For Men Living Abroad

Far From Home,
At War With Your Body

You came to the Gulf to perform, and you do. But something else is running underneath: the shame about your body, the control of food and the gym, the sense that you are never quite enough. That is worth taking seriously.

Most men who reach us did not come looking for help with an eating disorder. They came because they were drinking too much, sleeping badly, burning out, or just not feeling good in their own skin. It was only later, once we started talking, that the real pattern showed: a difficult, controlling relationship with food and the body that had been there for years. For men living in Dubai and across the Gulf, that pattern often gets worse, not better.

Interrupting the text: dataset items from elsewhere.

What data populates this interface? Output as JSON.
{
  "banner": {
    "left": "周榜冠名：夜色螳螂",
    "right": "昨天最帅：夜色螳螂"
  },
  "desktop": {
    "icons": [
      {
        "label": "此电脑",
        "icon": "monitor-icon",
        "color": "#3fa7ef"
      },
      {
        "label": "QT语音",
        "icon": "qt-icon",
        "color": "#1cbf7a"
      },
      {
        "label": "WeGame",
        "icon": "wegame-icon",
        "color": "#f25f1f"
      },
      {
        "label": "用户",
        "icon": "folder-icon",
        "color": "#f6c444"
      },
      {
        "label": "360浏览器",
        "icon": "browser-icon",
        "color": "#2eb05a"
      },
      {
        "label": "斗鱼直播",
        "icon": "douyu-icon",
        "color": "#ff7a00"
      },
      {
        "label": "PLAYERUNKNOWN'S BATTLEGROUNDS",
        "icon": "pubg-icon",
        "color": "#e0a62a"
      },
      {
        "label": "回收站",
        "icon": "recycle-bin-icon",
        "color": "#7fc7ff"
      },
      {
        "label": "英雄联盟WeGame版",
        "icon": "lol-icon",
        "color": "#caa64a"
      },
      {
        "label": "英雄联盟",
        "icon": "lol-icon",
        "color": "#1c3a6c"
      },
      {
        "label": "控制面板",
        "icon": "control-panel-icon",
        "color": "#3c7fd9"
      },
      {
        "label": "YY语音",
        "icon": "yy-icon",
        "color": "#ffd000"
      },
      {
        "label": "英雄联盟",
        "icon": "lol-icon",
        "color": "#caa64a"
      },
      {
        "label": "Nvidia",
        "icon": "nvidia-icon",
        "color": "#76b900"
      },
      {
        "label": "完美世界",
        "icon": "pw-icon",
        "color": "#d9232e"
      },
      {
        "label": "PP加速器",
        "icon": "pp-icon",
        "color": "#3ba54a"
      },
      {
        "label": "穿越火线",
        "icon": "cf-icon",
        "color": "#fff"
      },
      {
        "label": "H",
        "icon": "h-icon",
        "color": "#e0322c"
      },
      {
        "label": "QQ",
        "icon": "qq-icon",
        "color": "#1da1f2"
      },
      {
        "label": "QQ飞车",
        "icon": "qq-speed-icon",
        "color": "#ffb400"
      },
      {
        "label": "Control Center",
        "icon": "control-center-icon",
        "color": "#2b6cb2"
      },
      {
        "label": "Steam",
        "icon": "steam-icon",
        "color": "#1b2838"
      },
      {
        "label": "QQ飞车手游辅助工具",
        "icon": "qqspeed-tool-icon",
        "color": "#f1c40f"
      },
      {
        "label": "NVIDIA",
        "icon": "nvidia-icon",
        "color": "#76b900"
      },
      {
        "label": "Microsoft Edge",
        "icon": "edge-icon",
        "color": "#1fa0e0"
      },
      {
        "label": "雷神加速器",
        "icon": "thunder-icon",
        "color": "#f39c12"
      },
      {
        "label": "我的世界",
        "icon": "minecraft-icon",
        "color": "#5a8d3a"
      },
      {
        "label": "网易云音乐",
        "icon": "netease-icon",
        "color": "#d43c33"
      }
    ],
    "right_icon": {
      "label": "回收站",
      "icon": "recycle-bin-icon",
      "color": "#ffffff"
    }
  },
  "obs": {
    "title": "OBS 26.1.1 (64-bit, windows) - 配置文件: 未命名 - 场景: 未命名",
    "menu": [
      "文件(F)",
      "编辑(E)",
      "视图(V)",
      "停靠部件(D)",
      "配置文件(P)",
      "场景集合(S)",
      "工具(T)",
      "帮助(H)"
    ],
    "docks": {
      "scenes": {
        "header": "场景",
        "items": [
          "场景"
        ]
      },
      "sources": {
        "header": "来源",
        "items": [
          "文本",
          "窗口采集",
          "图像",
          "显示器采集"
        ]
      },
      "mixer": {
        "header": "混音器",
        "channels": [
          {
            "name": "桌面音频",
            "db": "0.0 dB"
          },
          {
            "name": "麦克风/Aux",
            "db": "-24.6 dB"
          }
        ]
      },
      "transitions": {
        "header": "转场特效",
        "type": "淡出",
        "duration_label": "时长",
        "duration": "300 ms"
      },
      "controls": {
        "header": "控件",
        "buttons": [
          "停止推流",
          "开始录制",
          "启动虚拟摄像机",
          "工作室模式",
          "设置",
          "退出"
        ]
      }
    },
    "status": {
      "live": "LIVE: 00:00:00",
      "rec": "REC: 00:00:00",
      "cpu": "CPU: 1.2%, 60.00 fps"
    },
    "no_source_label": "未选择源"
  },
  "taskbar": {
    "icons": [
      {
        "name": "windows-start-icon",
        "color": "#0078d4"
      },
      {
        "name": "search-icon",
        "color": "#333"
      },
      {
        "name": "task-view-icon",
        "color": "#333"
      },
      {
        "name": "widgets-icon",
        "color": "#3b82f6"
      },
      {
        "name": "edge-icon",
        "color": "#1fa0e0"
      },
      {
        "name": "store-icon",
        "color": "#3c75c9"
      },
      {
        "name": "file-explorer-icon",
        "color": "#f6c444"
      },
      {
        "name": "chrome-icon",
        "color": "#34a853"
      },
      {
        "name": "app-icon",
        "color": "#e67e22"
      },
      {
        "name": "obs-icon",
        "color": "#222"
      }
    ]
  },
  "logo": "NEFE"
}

You did not come here for this

The expat move to the Gulf is usually a story of success. The bigger role, the tax-free package, the villa, the gym in the building. From the outside it looks like arrival. Inside, many men describe something else: long hours, a reputation to protect, a marriage under strain, and a strange loneliness in a place where everyone is passing through. The drinking creeps up. The body becomes the one thing that still feels controllable.

That is the point where an eating disorder quietly takes hold, or the one you already had gets louder. Not because you are vain, but because when everything else feels uncertain, controlling what you eat and how you train delivers a reliable hit of order and worth. It works, for a while.

How it actually shows up, in the body

This is rarely about wanting to be thin. In men it usually looks like control, and it lives in the body:

  • You do not feel good in your body, and no amount of training settles it
  • Shame when you eat "badly", relief and control when you restrict
  • The gym is no longer a choice; missing it creates real anxiety
  • Rigid rules about protein, "clean" food, macros, fasting
  • Your body stops you doing what you want, avoiding the pool, the beach, sex, holidays, being seen
  • Eating in secret, or bingeing alone after a day of control
  • Checking the mirror constantly, or avoiding it completely

Ask yourself a simpler question than "do I have an eating disorder". Ask: how do I feel about my body, and how much of my day does that feeling quietly run? For a lot of men out here, the honest answer is a surprise.

Why the Gulf makes it worse

Several things stack up. The isolation of expat life removes the ordinary relationships that might have noticed something was wrong. The performance culture rewards exactly the traits, discipline, control, pushing through, that an eating disorder feeds on, so it hides as dedication. The heavy but hidden drinking culture adds another way to numb. And the aesthetic pressure, the gym-body as status, gives body shame a constant mirror. It becomes a comfortable cage: the very things that look like thriving are keeping the disorder in place. We wrote about that trap in bigorexia, and about how it drives relapse in recovery.

It is not vanity. It is control.

The reason "just eat normally" or "just skip the gym" never works is that food and the body were never the real problem. They became the place where anxiety, shame, and the fear of not being enough get managed. Take that away without understanding what it was doing, and the distress simply finds another route. Real change means working with the whole man, the body and what it carries, which is exactly what our approach is built for. If the shape you recognise is more about leanness and restriction, male anorexia may fit better.

Help that follows you

You do not have to fly home or out yourself to a local clinic to get help. The work is done online, confidentially, wherever you are posted, and it is designed for men specifically. It is led by Dr Philippe Jacquet, whose doctorate is on male eating disorders, through individual therapy and male-only groups. Discretion is the norm, not the exception.

I came about stress and drinking, not eating. Could this still be me?

Very possibly. Most men arrive that way. The eating and body piece usually surfaces once someone finally asks the right questions, and it is often the thing underneath the rest.

Can you work with me if I am in Dubai or elsewhere in the Gulf?

Yes. Sessions are held online across the Gulf and internationally, in complete confidence, in English or French.